Macquarie, known locally as “the millionnaire factory” as it is said to pay the highest executive salaries in Australia, said its first-half employment expenses were down 48 percent on the previous corresponding period, driven by significantly lower profit share.
Macquarie was vague on any potential job cuts that have swept through the financial industry.
“All those winding back steps that we have taken have all had an impact on jobs already. These initiatives are continuing across the board,” Chief Executive Nicholas Moore said after the results announcement.
Macquarie reported April-September net profit of A$604 million, down from A$1.06 billion a year earlier, but in line with market forecasts. After tax, the writedowns took A$395 million away from net profit.
“While the extreme market conditions have led to a number of writedowns and one-off costs in the latest half year, the underlying performance of the Macquarie business has been solid,” Moore said.
“Importantly, the group took its medicine with A$1.1 billion of writedowns against managed funds and unlisted assets,” Citigroup said in a note to clients.
The group said its balance sheet was strong, and it was holding capital at about 40 percent above the minimum regulatory requirement.
“We would only look to raise capital if we found a really good use and really good need for capital … we have got a lot of capital already going forward,” Moore said.
He said acquisition opportunities, as competitors exit non-core activities, could provide such a need.
Macquarie had warned in mid-July that its first-half net profit would be 25-40 percent below a year earlier, and its earnings for the full-year to end-March would not beat last year’s, due to difficult market conditions.

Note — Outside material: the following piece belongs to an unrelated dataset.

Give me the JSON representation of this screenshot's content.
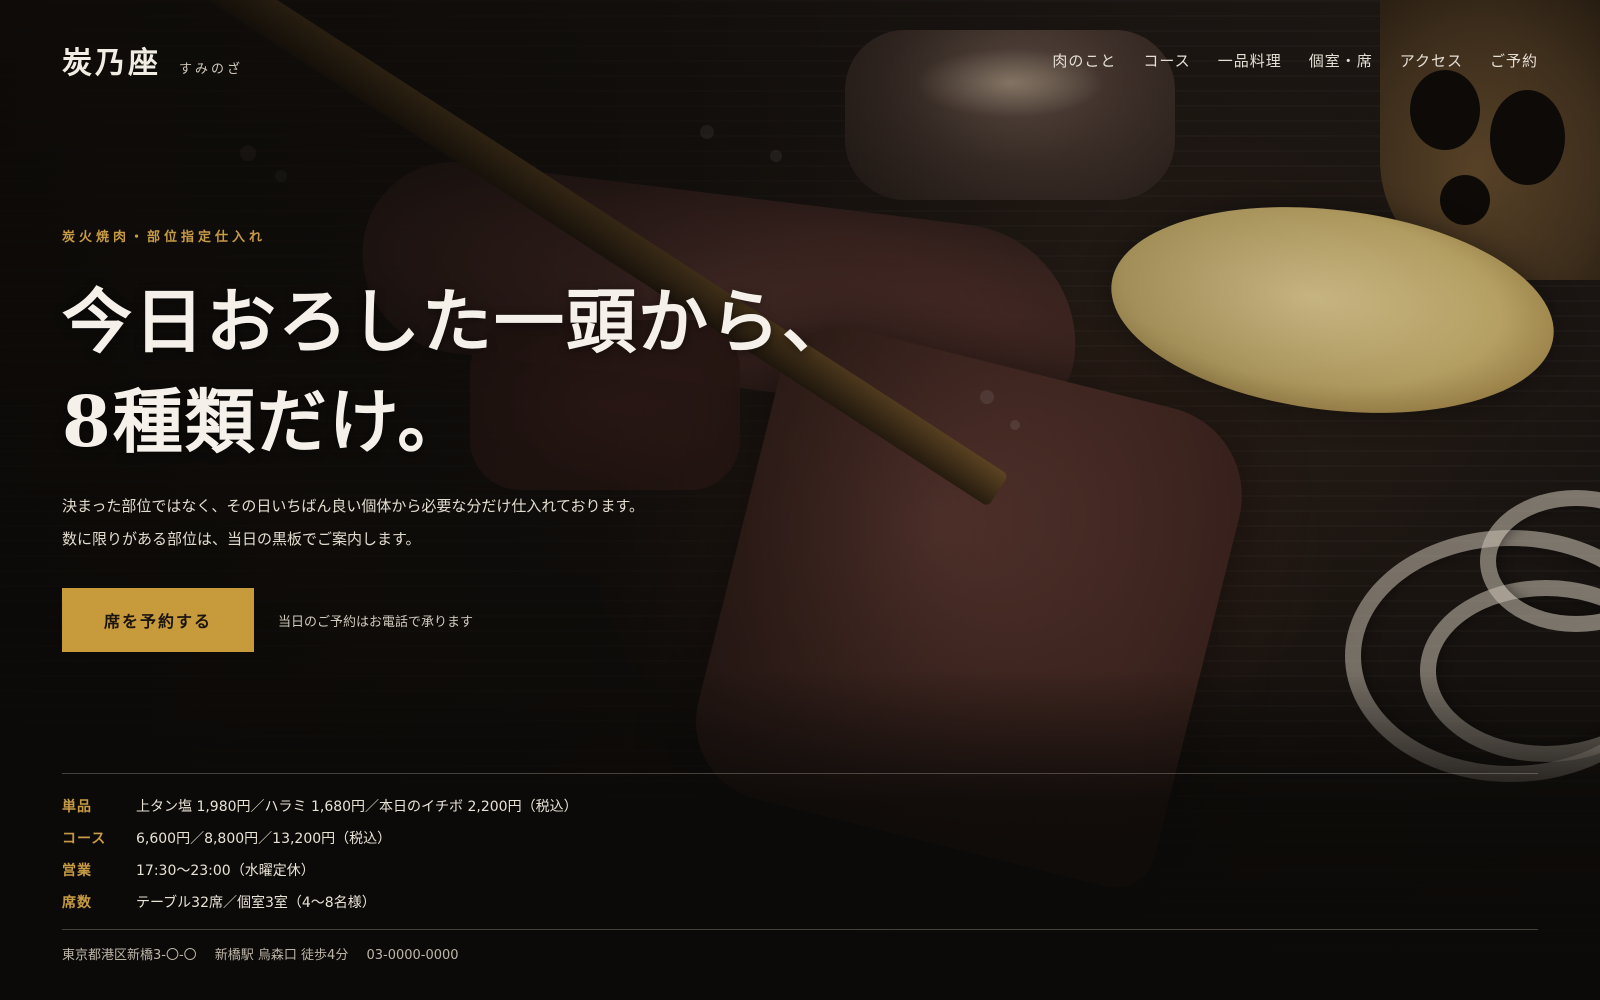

The last time Macquarie reported a fall in annual net profit was in 1991/92, during the last recession in Australia.
Macquarie has not been directly exposed to the U.S. subprime mortgage meltdown and has avoided the pain of many of its U.S. and European peers, but its shares have fallen 69 percent so far this year as part of a global market rout.
In August, smaller domestic rival Babcock & Brown reported a 24 percent drop in first-half net profit. Shares in Babcock have plunged 98.5 percent this year, while the broad S&P/ASX 200 index is down 42.5 percent. Shares in Macquarie have fallen 69 percent since the beginning of the year.
Besides its traditional investment banking operations, Macquarie manages about A$225 billion worth of infrastructure assets, such as toll roads and airports, which it bundles into listed and unlisted funds, and manages, earning fees in return.